The pretty Tyrolese hostess, whose face was so charmingly set off by the trim smartness of her velvet bodice and scarlet petticoat, together with various silver chains, gleefully returned to her parlour and her burly good-tempered husband, after attending the ladies to their apartments. She had seen the Comtesse de Cernes without her furs and travelling mask, dressed in lilac camlet turned up with silk; so handsome, so gracious, so talkative, that the hostess thought she must be French; for the hostess had seen plenty of French people before now, besides Flemings. The comtesse was dark-haired and dark-eyed; her sister, who had also divested herself of her mask, did not equal her in appearance. Every one at the inn was glad that the amiable party from Flanders were going to rest there four days.

Their supper was ordered in a private room, where the host and hostess waited on them in person, and consequently had the best of it with the loungers afterwards. The two gentlemen were in good spirits, and the hostess thought their talk none the less amusing for being in a language which she did not understand. Their laughing looks and easy action conveyed to her mind a sufficient sense of fun to make her fair face shine placidly in sympathy. Altogether they were the liveliest Flemings she had ever seen; and their good-humour seemed to be shared by the three postillions, two of whom were Walloons and one Italian, and who were making themselves very popular among the habitués of the inn.

‘Well, this is a pleasant little town of yours, mes amis,’ said the vivacious Walloon outrider, who contrasted strikingly with his great, tall, quietly smiling companion. ‘One could die of ennui here as well as at Liege.’

‘No, you could not,’ returned a long spare poetic Tyrolese, who spent most of his evenings at the inn, but never drank; notwithstanding which peculiarity he and the host were warm friends. ‘We mountain-folk are not dull; our hills and our torrents permit of no dullness.’

‘Very well perhaps for you who are born to it, to hang by your eyelids on rocky ledges, or balance yourselves over what are called in verses the silver threads of waterfalls, in pursuit of an undoubtedly clever and pretty little animal; but all that would be dull work to us. And then you have not a noblesse. What should we do without ours?
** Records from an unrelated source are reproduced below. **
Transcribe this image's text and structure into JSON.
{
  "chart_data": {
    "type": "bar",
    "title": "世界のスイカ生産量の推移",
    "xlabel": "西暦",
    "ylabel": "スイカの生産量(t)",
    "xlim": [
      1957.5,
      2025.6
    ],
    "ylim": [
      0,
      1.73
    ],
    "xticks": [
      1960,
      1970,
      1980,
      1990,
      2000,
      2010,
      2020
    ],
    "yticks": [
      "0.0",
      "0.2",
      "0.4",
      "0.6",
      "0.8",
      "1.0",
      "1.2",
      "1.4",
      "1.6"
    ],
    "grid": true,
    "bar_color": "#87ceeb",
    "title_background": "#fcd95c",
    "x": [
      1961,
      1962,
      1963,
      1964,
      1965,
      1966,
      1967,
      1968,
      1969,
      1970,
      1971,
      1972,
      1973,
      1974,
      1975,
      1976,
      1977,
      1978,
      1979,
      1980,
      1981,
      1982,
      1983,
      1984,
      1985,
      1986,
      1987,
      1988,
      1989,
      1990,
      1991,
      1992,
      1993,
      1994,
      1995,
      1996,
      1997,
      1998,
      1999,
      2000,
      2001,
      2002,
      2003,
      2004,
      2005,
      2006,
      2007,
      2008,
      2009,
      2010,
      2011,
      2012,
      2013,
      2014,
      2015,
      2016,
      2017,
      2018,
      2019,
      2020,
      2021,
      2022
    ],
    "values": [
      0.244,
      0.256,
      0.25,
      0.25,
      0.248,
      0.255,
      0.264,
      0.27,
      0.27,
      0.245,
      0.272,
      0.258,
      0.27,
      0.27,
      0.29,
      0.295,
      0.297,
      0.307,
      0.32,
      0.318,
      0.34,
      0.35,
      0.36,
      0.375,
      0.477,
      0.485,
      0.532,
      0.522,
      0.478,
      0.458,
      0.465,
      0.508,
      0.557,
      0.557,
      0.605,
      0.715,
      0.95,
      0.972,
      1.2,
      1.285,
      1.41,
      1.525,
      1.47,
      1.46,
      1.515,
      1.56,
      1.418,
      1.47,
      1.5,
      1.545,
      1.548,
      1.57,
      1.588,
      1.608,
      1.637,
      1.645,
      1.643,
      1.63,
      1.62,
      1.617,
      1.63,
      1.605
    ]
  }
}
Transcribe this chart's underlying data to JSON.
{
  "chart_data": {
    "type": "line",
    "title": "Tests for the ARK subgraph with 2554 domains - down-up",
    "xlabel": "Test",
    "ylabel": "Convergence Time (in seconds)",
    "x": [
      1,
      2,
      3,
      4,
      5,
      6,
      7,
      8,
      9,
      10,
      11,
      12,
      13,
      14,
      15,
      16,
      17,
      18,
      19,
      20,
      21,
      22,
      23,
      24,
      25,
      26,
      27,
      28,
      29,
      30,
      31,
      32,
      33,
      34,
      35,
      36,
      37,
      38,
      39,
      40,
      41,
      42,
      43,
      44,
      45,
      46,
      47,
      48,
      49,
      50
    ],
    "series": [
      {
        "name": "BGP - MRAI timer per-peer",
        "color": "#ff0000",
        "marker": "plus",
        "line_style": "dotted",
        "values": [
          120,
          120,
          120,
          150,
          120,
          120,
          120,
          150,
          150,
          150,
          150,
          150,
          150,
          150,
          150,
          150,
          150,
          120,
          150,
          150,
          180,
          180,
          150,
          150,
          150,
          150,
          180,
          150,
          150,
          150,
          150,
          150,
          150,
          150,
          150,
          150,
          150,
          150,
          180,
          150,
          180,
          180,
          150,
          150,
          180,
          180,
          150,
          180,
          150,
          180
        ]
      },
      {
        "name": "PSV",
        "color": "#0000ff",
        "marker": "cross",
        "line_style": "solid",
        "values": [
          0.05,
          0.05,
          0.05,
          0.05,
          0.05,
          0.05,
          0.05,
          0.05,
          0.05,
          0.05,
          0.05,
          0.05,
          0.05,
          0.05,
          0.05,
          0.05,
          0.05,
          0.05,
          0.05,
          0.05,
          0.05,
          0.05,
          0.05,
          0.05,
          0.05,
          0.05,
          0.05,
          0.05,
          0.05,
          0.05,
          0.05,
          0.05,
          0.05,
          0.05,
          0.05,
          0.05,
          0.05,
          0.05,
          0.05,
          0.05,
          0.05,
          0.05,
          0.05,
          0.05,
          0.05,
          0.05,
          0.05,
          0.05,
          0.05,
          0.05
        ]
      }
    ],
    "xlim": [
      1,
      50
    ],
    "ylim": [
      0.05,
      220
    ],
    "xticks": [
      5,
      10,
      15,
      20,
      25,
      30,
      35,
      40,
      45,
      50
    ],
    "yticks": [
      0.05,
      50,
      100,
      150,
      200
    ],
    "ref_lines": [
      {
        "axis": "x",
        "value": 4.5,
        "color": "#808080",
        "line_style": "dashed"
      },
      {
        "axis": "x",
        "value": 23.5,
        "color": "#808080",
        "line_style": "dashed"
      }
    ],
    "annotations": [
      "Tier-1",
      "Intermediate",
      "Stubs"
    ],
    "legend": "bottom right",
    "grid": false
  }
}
There would be no one to whom one could be postillion.’

‘We are our own noblesse,’ said the spare poetic Tyrolese.

‘And you cannot say, Claude,’ observed the tall Walloon, ‘that Innsbruck is without noblesse at the present moment; nay more, it contains royalty in the shape of two captive princesses!’

‘One of them the grand-daughter of the hero who saved this empire from the Turks, for which the Emperor now keeps her in durance.’

‘Take care, Monsieur,’ said the host (he pronounced ‘Monsieur’ execrably); ‘we are all the Kaiser’s loyal subjects here in Tyrol.’

‘Pardon, mein Wirth,’ replied Claude, who pronounced German as badly as the host did French. ‘You know we men who run about the world laugh at everything, and too often let our tongues run faster than our feet.’